After much deliberation and an extensive search, it seems that the Arsenal board have finally found their man to replace Arsene Wenger as the new manager of the club. The man is Unai Emery, the man most associated with making underdog teams punch above their weight. He did it with Sevilla, winning three consecutive Europa League crowns and with Valencia where under him the Los Che established themselves as the third best team in the country behind the superpowers Real Madrid and Barcelona.
He also did an admirable and almost a miraculous job at Almeria, whom he brought up to the La Liga and then finished higher up the table in the eighth spot.
But Emery’s biggest failure in his career has come when he was thrust into the limelight as the boss of French giants and one of the richest clubs in the world, Paris St. Germain. Seeing his record in European football with Sevilla, the Qatari owners believed that the Basque was the perfect man to take the Parisiens to the next level and make them true elites of European football. Success at the domestic level was a given.
But Emery staggered at the first step itself and lost out on the league title to a young, dynamic and effervescent AS Monaco side full of fervor and vigor led by Leonardo Jardim. He also had to face humiliation in the Champions League as his side faced a mental collapse of epic proportions, surrendering a 4-0 first-leg lead against Barcelona, losing 6-1 in the reverse fixture at the Camp Nou.
The humiliation led to PSG having one of the biggest summer windows of all-time and Emery was armed with two of the best attackers in the world in Neymar and Kylian Mbappe to launch an all-out assault in European competition. Again though, PSG came up short in Europe against Real Madrid, though they improved by leaps and bounds domestically, clinching a treble.
So why are Arsenal going for a man who in his two years of tenure at one of the biggest clubs in the world was perceived as a failure? As big as PSG are, the spotlight will shine even brighter on Emery at Arsenal as PSG still cannot match the glamour of the Londoners as they are still considered among the elites of world football.
To put it in simple terms, Ivan Gazidis, the Arsenal director would have been swayed by Emery’s work at Sevilla and Valencia. Under a constrained and restrictive budget, Emery worked wonders at the Spanish clubs and made them a force to be reckoned with.
With his discipline and tactical nous, Emery forged a highly fluid counter-attacking unit at the Seville-based club and they often came up with wonderful triumphs against much more fancied clubs.
Arsenal currently are in a similar position as they are not in the league of the two Manchester clubs and Chelsea when it comes to financial clout in the market and are much behind in terms of squad and player development when compared with Liverpool under Jurgen Klopp and Tottenham under Mauricio Pochettino.
Emery will not be tasked with bringing immediate success to the Emirates stadium and will be given time to forge out his own identity at a club who after 22 years under the legendary Arsene Wenger had grown stale and stagnant.
The Arsenal players too need a kick on the backside after playing under the benevolent rule of Arsene Wenger for many years and a man obsessed with tactics and discipline should bring immediate improvement among some personnel in the Arsenal ranks, who had been afforded too much freedom.
One criticism of Unai Emery at his tenure at PSG was his alleged poor man-management skills.
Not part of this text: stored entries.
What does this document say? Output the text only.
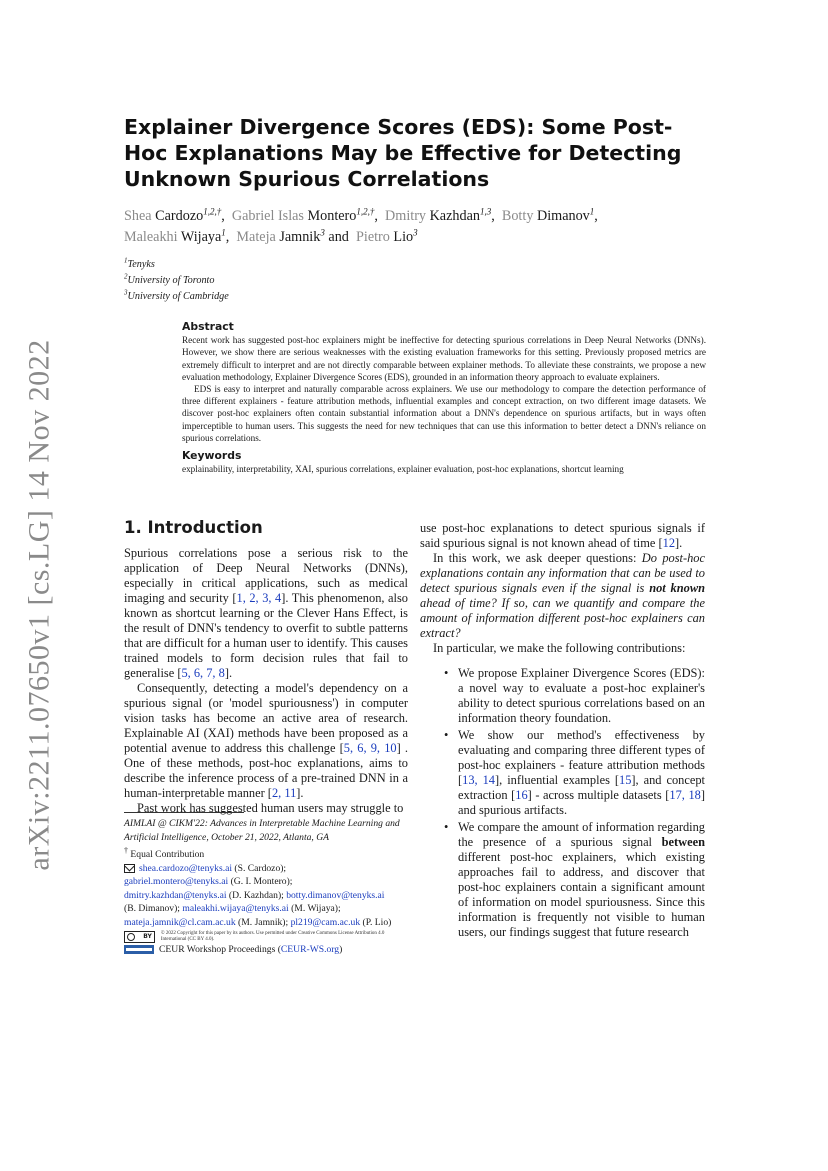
arXiv:2211.07650v1 [cs.LG] 14 Nov 2022
Explainer Divergence Scores (EDS): Some Post-Hoc Explanations May be Effective for Detecting Unknown Spurious Correlations
Shea Cardozo$^{1,2,\dagger}$,  Gabriel Islas Montero$^{1,2,\dagger}$,  Dmitry Kazhdan$^{1,3}$,  Botty Dimanov$^1$,
Maleakhi Wijaya$^1$,  Mateja Jamnik$^3$ and Pietro Lio$^3$
$^1$Tenyks
$^2$University of Toronto
$^3$University of Cambridge
Abstract

Recent work has suggested post-hoc explainers might be ineffective for detecting spurious correlations in Deep Neural Networks (DNNs). However, we show there are serious weaknesses with the existing evaluation frameworks for this setting. Previously proposed metrics are extremely difficult to interpret and are not directly comparable between explainer methods. To alleviate these constraints, we propose a new evaluation methodology, Explainer Divergence Scores (EDS), grounded in an information theory approach to evaluate explainers.

EDS is easy to interpret and naturally comparable across explainers. We use our methodology to compare the detection performance of three different explainers - feature attribution methods, influential examples and concept extraction, on two different image datasets. We discover post-hoc explainers often contain substantial information about a DNN's dependence on spurious artifacts, but in ways often imperceptible to human users. This suggests the need for new techniques that can use this information to better detect a DNN's reliance on spurious correlations.

Keywords

explainability, interpretability, XAI, spurious correlations, explainer evaluation, post-hoc explanations, shortcut learning

1. Introduction

Spurious correlations pose a serious risk to the application of Deep Neural Networks (DNNs), especially in critical applications, such as medical imaging and security [1, 2, 3, 4]. This phenomenon, also known as shortcut learning or the Clever Hans Effect, is the result of DNN's tendency to overfit to subtle patterns that are difficult for a human user to identify. This causes trained models to form decision rules that fail to generalise [5, 6, 7, 8].

Consequently, detecting a model's dependency on a spurious signal (or 'model spuriousness') in computer vision tasks has become an active area of research. Explainable AI (XAI) methods have been proposed as a potential avenue to address this challenge [5, 6, 9, 10] . One of these methods, post-hoc explanations, aims to describe the inference process of a pre-trained DNN in a human-interpretable manner [2, 11].

Past work has suggested human users may struggle to

AIMLAI @ CIKM'22: Advances in Interpretable Machine Learning and Artificial Intelligence, October 21, 2022, Atlanta, GA
† Equal Contribution
shea.cardozo@tenyks.ai (S. Cardozo);
gabriel.montero@tenyks.ai (G. I. Montero);
dmitry.kazhdan@tenyks.ai (D. Kazhdan); botty.dimanov@tenyks.ai
(B. Dimanov); maleakhi.wijaya@tenyks.ai (M. Wijaya);
mateja.jamnik@cl.cam.ac.uk (M. Jamnik); pl219@cam.ac.uk (P. Lio)
BY © 2022 Copyright for this paper by its authors. Use permitted under Creative Commons License Attribution 4.0 International (CC BY 4.0).
CEUR Workshop Proceedings (CEUR-WS.org)

use post-hoc explanations to detect spurious signals if said spurious signal is not known ahead of time [12].

In this work, we ask deeper questions: Do post-hoc explanations contain any information that can be used to detect spurious signals even if the signal is not known ahead of time? If so, can we quantify and compare the amount of information different post-hoc explainers can extract?

In particular, we make the following contributions:

• We propose Explainer Divergence Scores (EDS): a novel way to evaluate a post-hoc explainer's ability to detect spurious correlations based on an information theory foundation.
• We show our method's effectiveness by evaluating and comparing three different types of post-hoc explainers - feature attribution methods [13, 14], influential examples [15], and concept extraction [16] - across multiple datasets [17, 18] and spurious artifacts.
• We compare the amount of information regarding the presence of a spurious signal between different post-hoc explainers, which existing approaches fail to address, and discover that post-hoc explainers contain a significant amount of information on model spuriousness. Since this information is frequently not visible to human users, our findings suggest that future research
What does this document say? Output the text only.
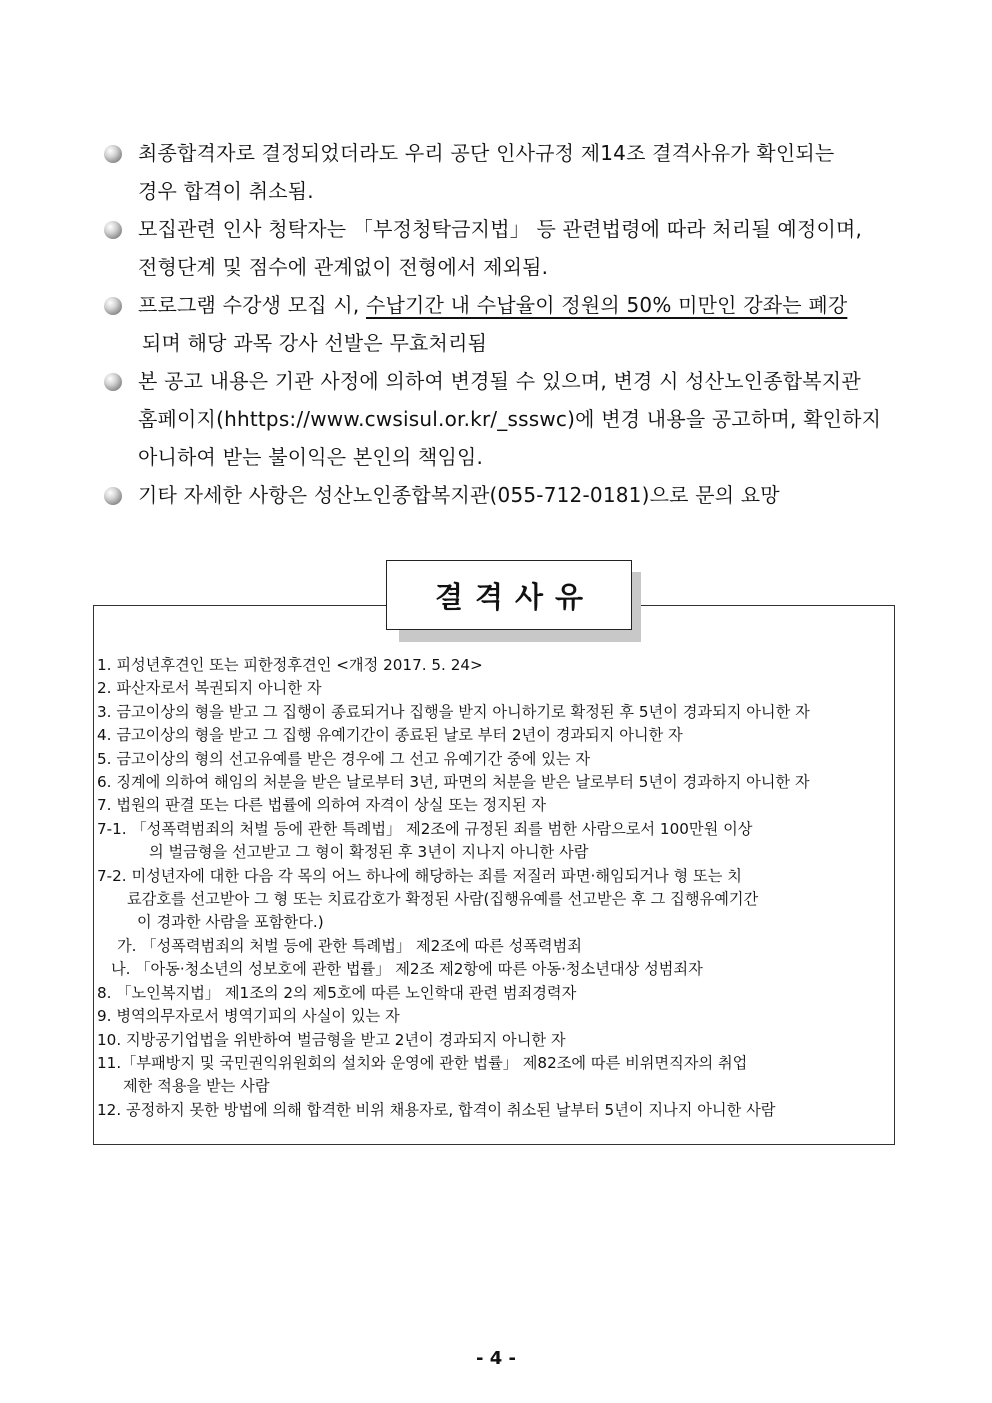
최종합격자로 결정되었더라도 우리 공단 인사규정 제14조 결격사유가 확인되는
경우 합격이 취소됨.
모집관련 인사 청탁자는 「부정청탁금지법」 등 관련법령에 따라 처리될 예정이며,
전형단계 및 점수에 관계없이 전형에서 제외됨.
프로그램 수강생 모집 시, 수납기간 내 수납율이 정원의 50% 미만인 강좌는 폐강
되며 해당 과목 강사 선발은 무효처리됨
본 공고 내용은 기관 사정에 의하여 변경될 수 있으며, 변경 시 성산노인종합복지관
홈페이지(hhttps://www.cwsisul.or.kr/_ssswc)에 변경 내용을 공고하며, 확인하지
아니하여 받는 불이익은 본인의 책임임.
기타 자세한 사항은 성산노인종합복지관(055-712-0181)으로 문의 요망
결격사유
1. 피성년후견인 또는 피한정후견인 <개정 2017. 5. 24>
2. 파산자로서 복권되지 아니한 자
3. 금고이상의 형을 받고 그 집행이 종료되거나 집행을 받지 아니하기로 확정된 후 5년이 경과되지 아니한 자
4. 금고이상의 형을 받고 그 집행 유예기간이 종료된 날로 부터 2년이 경과되지 아니한 자
5. 금고이상의 형의 선고유예를 받은 경우에 그 선고 유예기간 중에 있는 자
6. 징계에 의하여 해임의 처분을 받은 날로부터 3년, 파면의 처분을 받은 날로부터 5년이 경과하지 아니한 자
7. 법원의 판결 또는 다른 법률에 의하여 자격이 상실 또는 정지된 자
7-1. 「성폭력범죄의 처벌 등에 관한 특례법」 제2조에 규정된 죄를 범한 사람으로서 100만원 이상
의 벌금형을 선고받고 그 형이 확정된 후 3년이 지나지 아니한 사람
7-2. 미성년자에 대한 다음 각 목의 어느 하나에 해당하는 죄를 저질러 파면·해임되거나 형 또는 치
료감호를 선고받아 그 형 또는 치료감호가 확정된 사람(집행유예를 선고받은 후 그 집행유예기간
이 경과한 사람을 포함한다.)
가. 「성폭력범죄의 처벌 등에 관한 특례법」 제2조에 따른 성폭력범죄
나. 「아동·청소년의 성보호에 관한 법률」 제2조 제2항에 따른 아동·청소년대상 성범죄자
8. 「노인복지법」 제1조의 2의 제5호에 따른 노인학대 관련 범죄경력자
9. 병역의무자로서 병역기피의 사실이 있는 자
10. 지방공기업법을 위반하여 벌금형을 받고 2년이 경과되지 아니한 자
11.「부패방지 및 국민권익위원회의 설치와 운영에 관한 법률」 제82조에 따른 비위면직자의 취업
제한 적용을 받는 사람
12. 공정하지 못한 방법에 의해 합격한 비위 채용자로, 합격이 취소된 날부터 5년이 지나지 아니한 사람
- 4 -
There were speculations that he could not handle the massive egos like Neymar, Edinson Cavani, Angel di Maria and Thiago Silva in the dressing room and they ran the asylum, where in an ideal scenario, that authority lies in the hands of a manager.
This is not a scenario though which Emery is likely to face in the Arsenal dressing room as they simply do have personalities of similar stature in the dressing room. In fact, one of the first things which Emery will be likely tasked with is to instill a bit of personality, character and fire in the bellies of some of the Arsenal players.
His record of promoting the youth is also excellent and even at a high profile club like PSG, he gave ample opportunities to young players like Adrien Rabiot, Presnel Kimpembe and Giovani Lo Celso who established themselves as vital members of the squad.
In short, despite the clamour amongst many Arsenal fans for the club to go for a bold and out-of-the-box choice like Mikel Arteta, the hiring of Unai Emery represents a safe but nonetheless astute choice as the man to lead the Gunners into the next era. After all, change is indeed good, isn’t it?